Consider this example:
Tom is elderly, frail and can no longer live alone, so his nephew Harry and Harry’s wife have taken him in. Harry becomes responsible through being granted power of attorney for the significant amount of money that Tom’s house sold for. Harry wants to make Tom’s life comfortable so he makes improvements to his own home – he wanted to make sure Tom had somewhere private with his own ensuite facilities, so he built an extension – and in the process spends Tom’s money to add value to his own home.
Was that for the benefit of Tom?
Harry and his wife take Tom on holiday, three holidays in fact – all of which were paid for by Tom. Were these entirely for Tom’s benefit? Tom couldn’t go alone, so Harry and his wife looked after him, but could never have afforded these holidays for themselves.

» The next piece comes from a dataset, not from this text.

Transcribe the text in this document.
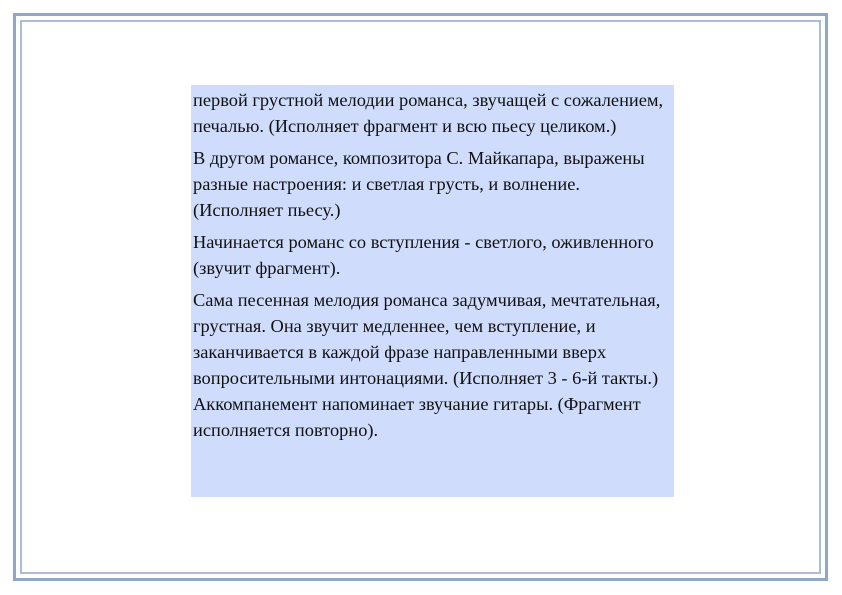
первой грустной мелодии романса, звучащей с сожалением, печалью. (Исполняет фрагмент и всю пьесу целиком.)

В другом романсе, композитора С. Майкапара, выражены разные настроения: и светлая грусть, и волнение. (Исполняет пьесу.)

Начинается романс со вступления - светлого, оживленного (звучит фрагмент).

Сама песенная мелодия романса задумчивая, мечтательная, грустная. Она звучит медленнее, чем вступление, и заканчивается в каждой фразе направленными вверх вопросительными интонациями. (Исполняет 3 - 6-й такты.) Аккомпанемент напоминает звучание гитары. (Фрагмент исполняется повторно).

Tom was completely happy with the situation and, although Harry had power of attorney, he felt that Tom had full capacity and fully understood how Harry and his wife were spending his money.
Doctors, however, didn’t think that Tom had capacity. And Harry’s niece complained to the Court of Protection because she expected to inherit money from Tom and felt Harry had abused his position.
Harry was very upset, believing that everything they’d done had been for the benefit of their elderly uncle Tom.
So – is this financial abuse or is it relatives giving a frail old man the best life he could have in his final years?
A difficult question.
The former senior judge at the Court of Protection has said that, if he had his way, he wouldn’t grant anyone power of attorney unless they were a professional deputy (often a lawyer), as power of attorney could all too frequently have a devastating effect on family life.
And it brings another problem. How does the person with power of attorney know what to do with the sum of money they may suddenly control – if an elderly relative has sold their home or their business, or has been awarded damages for accident or illness, for example.
How do they maximise the income, and either keep it safe or spend it fairly to give the person the best possible life?
Getting advice from an independent financial advisor is a good place to start – and you can seek advice from different providers until you find an approach you’re happy with.
Frenkel Topping is my kind of IFA – very, very cautious. Their experience means they can spot signs of financial abuse and sound alarm bells early on. Handing a substantial lump sum to people who have been left with little or no capacity to manage their own financial affairs can leave the door wide open to abuse.
It’s so important that the issue of financial abuse – or coercive control – is addressed. In my opinion, the Government proposal to include financial abuse within the definition of domestic abuse can’t come quickly enough.